The Essence of Please
As a logical follow up to last week's column, here are some thoughts surrounding the important act of saying please. This piece of jargon is often spoken as a knee jerk reaction during a brief conversation, often with little or no real thought or feeling behind it, as is the case when phrases become habit such as the dreaded "How are you?" Do you really want to know most of the time?! Unfortunately, Please is less often heard in our daily interactions.
However as a reader explains below, this word has a lot of power and its delivery is as important as its reception.
"Please! It means everything if you are trying to start a polite and
sincere interchange. Please is a magic word as we adults are want to say
to a small child and in this day and age it is what we too want to
hear from another human being. Please is a single wave of a good wand that
creates the kindest, gentlest and most pleasant of atmospheres. Please
simplifies relationships and makes everything nice.
"Abruptly entering any retail shop or business establishment and demanding
service or an item without the introductory Please is a rude and ugly way to
behave. It's one syllable, six letters and rolls easily off the tongue. It's effortless
and yet is gone completely out of fashion. A certain sense of entitlement has
crept into our attitudes and relationships that has put Please on hold, shelved it
or sent it with the click of the delete button into cyber space. And yet without Please
we seem callous, ill bred and selfish. Please begins at home. A child asks his mother
for a cookie, but the preface for this request must be Please as in please may I have a
cookie. Nothing extraordinary in the request and surely to be filled rapidly with the
addition of the word Please.
"Please is a reflection of how we perceive ourselves and others. If you are staring
straight down your nose at the person behind the counter and refuse to indulge in a
bit of gracious behavior by using the word Please, perhaps you'd better rethink your
place in the world. Truly good manners begin with Please. Not a difficult effort and
one that will open doors, windows, hearts, and minds to you. You will ingratiate
yourself to everyone you encounter and perhaps be surprised to discover how much
friendlier people are once you regularly use Please as part of your conversation.
Please instantly displays respect for the person whom you are addressing as well as
for yourself. Because you are willing and more than able to use Please in a sentence you
will be amazed and amaze those around you with the results of using this singularly
Saying 'please' need not be reserved for clerks and mothers with cookies. People in your office with whom we've become familiar, family members and even our significant others deserve the same degree of consideration. Those folks closest to us are often the first ones we take for granted and unintentionally remove from the 'please' list. We certainly would say please on a first date; why not after 15 years of sharing life together with someone? I amuse myself occasionally when someone close to me asks either benignly or rhetorically for a refill in their glass or a utensil just out of reach in the kitchen without saying please. I say, "Is that the same as may I have another glass, please? We both have a laugh and recognize how meaningful such a short word can be.

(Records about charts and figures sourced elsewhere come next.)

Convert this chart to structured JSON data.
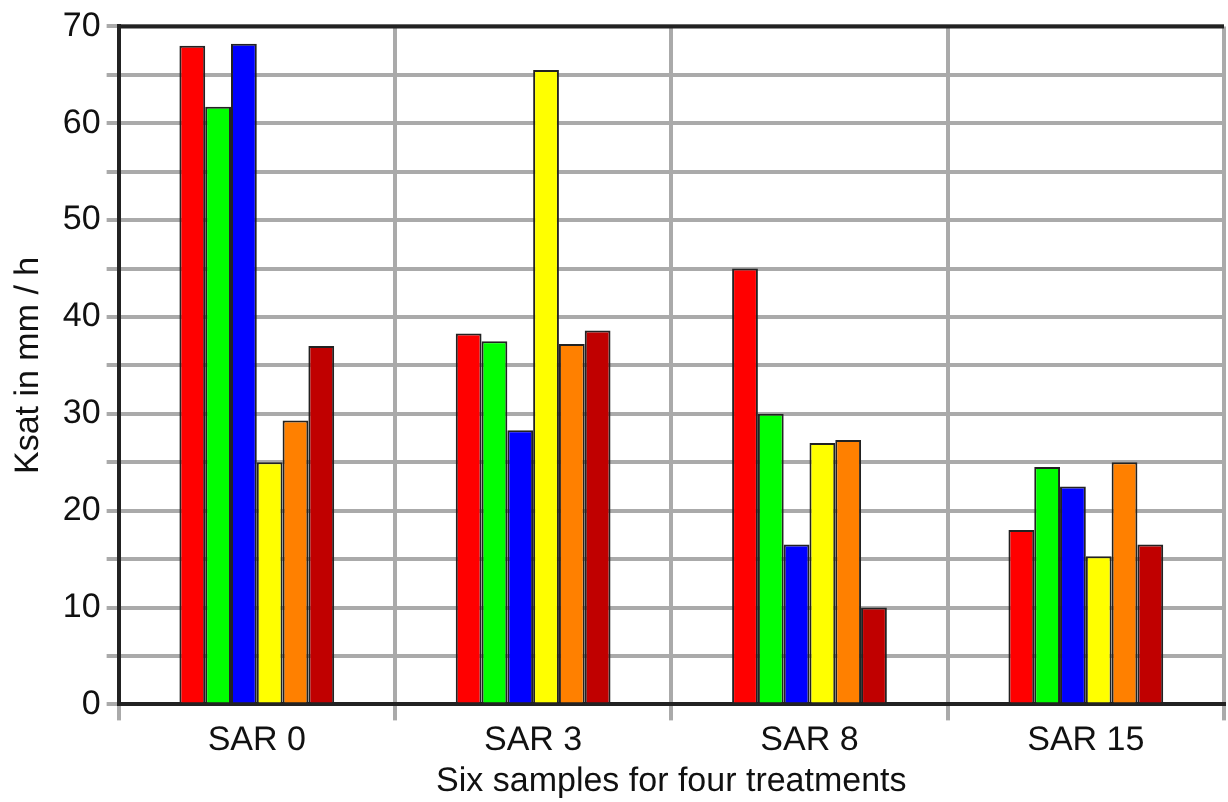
{
  "chart_data": {
    "type": "bar",
    "xlabel": "Six samples for four treatments",
    "ylabel": "Ksat in mm / h",
    "categories": [
      "SAR 0",
      "SAR 3",
      "SAR 8",
      "SAR 15"
    ],
    "series": [
      {
        "color": "#ff0000",
        "values": [
          68,
          38.3,
          45,
          18
        ]
      },
      {
        "color": "#00ff00",
        "values": [
          61.7,
          37.5,
          30,
          24.5
        ]
      },
      {
        "color": "#0000ff",
        "values": [
          68.2,
          28.3,
          16.5,
          22.5
        ]
      },
      {
        "color": "#ffff00",
        "values": [
          25,
          65.5,
          27,
          15.3
        ]
      },
      {
        "color": "#ff8000",
        "values": [
          29.3,
          37.2,
          27.3,
          25
        ]
      },
      {
        "color": "#c00000",
        "values": [
          37,
          38.6,
          10,
          16.5
        ]
      }
    ],
    "ylim": [
      0,
      70
    ],
    "yticks": [
      0,
      {
        "value": 5,
        "label": null
      },
      10,
      {
        "value": 15,
        "label": null
      },
      20,
      {
        "value": 25,
        "label": null
      },
      30,
      {
        "value": 35,
        "label": null
      },
      40,
      {
        "value": 45,
        "label": null
      },
      50,
      {
        "value": 55,
        "label": null
      },
      60,
      {
        "value": 65,
        "label": null
      },
      70
    ],
    "grid": true,
    "legend": false
  }
}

I am reminded of a rule my mother had when we were growing up and which has stuck with me. When I want to speak with someone who is in another room or out of eyesight, simply speaking loudly to them to communicate a thought, to ask a favor, or to give direction is not okay. I try to remember to go within clear view of the other person. Who knows, he or she may be busy doing something which requires their full attention and your request is then rude and intrusive? I hear partners do this all the time, and it becomes especially annoying when old age and its accompanying deafness creep in.
Say please whenever you are asking someone for anything, be it their time, their opinion, or any other anything else. This seemingly small gesture speaks volumes about the respect you have for other people and ultimately the respect you have for yourself.